Because in three consecutive numbers, one is divisible with three and at least one is divisible with 2. So we have:

$$6|n^3 – n$$
$$n^3 = n \pmod 6$$

Now we have:

$$a^3 + b^3 + c^3 \equiv a + b + c \equiv 0 \pmod 6$$

Beacuse the modulo is an even number that means that the sum $a+b+c$ is an even number also. We know that the sum of 3 odd numbers will be odd number, so it’s impossible $a,b,c$ to be odd number, because there won’t be solution. So it means that at least one of the variables is an even number.

WLOG we can set $b=2k$. Now we can continue:

$$b-2k = 0$$

Now we can multiply both sides with $b(b+2k)$. Note that won’t give another solution, because it’ll imply that b is $0$ or a negative number, which violate the condition. Now we have:

$$b(b+2k)(b-2k) = 0$$
$$b(b^2 – 4k^2) = 0$$
$$b^3 – 4bk^2 = 0$$
$$3b^3 – 12bk^2 = 0$$
$$6b^3 – 6bk^2 = 3b^3 + 6bk^2 = 0$$
$$6b(b^2 – k^2) = (b^2 – 3kb^2 + 3bk^2 – k^3) + b^3 + (b^3 + 3kb^2 + 3bk^2 + k^3) = 0$$
$$6b(b-k)(b+k) = (b-k)^3 + b^3 + (b+k)^3$$

Now if we substitute WLOG:

$$b+k=c \quad \quad b-k=a$$

$$6abc = a^3 + b^3 + c^3$$

Because $b,k \in \mathbb{N}$ it means that also $a,c \in \mathbb{N}$. So this proves that for any $b=2k$, there are integer solutions, such $a=k$ and $c=3k$.

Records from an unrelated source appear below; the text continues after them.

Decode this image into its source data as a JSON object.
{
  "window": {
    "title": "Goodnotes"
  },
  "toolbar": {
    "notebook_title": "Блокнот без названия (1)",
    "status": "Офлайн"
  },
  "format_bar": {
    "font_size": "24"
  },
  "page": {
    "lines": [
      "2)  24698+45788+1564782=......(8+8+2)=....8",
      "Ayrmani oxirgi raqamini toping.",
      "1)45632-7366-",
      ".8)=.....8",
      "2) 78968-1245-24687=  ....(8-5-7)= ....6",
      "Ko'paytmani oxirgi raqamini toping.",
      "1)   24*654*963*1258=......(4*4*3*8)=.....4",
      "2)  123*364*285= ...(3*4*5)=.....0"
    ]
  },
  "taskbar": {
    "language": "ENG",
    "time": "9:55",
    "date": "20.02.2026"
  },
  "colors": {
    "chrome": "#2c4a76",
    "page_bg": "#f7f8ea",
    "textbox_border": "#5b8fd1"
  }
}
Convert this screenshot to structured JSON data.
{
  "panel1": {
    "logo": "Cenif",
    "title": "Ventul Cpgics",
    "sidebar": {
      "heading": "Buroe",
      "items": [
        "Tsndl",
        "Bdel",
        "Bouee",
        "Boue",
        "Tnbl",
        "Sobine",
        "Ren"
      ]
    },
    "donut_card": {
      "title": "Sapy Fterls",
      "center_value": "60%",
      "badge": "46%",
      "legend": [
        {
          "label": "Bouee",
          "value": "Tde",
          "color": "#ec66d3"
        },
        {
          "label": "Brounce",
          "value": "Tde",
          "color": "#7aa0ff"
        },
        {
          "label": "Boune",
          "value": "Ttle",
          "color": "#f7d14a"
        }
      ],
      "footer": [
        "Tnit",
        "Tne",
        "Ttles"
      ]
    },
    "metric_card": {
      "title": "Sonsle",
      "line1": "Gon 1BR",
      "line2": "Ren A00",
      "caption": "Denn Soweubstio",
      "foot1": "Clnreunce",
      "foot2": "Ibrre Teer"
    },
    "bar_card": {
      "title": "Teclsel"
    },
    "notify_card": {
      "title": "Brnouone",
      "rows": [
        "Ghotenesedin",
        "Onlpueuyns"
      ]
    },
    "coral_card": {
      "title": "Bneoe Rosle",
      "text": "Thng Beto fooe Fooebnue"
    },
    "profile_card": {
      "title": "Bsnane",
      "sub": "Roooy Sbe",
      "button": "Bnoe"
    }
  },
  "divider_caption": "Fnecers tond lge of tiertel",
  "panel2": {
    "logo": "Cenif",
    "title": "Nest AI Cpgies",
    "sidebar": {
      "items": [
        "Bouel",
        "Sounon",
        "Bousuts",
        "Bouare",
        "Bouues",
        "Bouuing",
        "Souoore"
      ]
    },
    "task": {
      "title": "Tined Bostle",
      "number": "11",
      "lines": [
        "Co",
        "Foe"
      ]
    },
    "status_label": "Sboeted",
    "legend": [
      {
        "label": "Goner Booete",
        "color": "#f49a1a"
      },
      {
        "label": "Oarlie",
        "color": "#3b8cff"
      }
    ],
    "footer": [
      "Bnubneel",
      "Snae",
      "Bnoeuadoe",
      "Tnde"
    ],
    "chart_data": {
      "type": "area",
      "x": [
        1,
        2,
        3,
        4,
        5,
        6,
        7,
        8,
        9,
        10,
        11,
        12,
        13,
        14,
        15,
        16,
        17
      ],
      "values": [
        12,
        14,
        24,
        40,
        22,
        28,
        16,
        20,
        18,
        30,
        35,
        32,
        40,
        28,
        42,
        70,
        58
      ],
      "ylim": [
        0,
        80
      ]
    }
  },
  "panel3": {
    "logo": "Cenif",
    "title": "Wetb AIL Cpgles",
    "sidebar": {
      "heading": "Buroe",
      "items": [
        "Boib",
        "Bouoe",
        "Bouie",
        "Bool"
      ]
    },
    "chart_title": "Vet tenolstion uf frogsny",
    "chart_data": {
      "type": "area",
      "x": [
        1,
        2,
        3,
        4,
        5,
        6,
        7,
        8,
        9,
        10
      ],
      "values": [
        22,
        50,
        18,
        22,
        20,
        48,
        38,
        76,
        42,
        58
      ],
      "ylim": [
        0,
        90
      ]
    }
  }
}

But because $k$ is a factor of all of them it’s easy to see that:

$$gcd(a,b,c) = gcd(k,2k,3k) = k$$

Because we want $gcd(a,b,c) = 1$, that implies that $k=1$ and that the only primitive solution of this equation is $(1,2,3)$ and its permutation.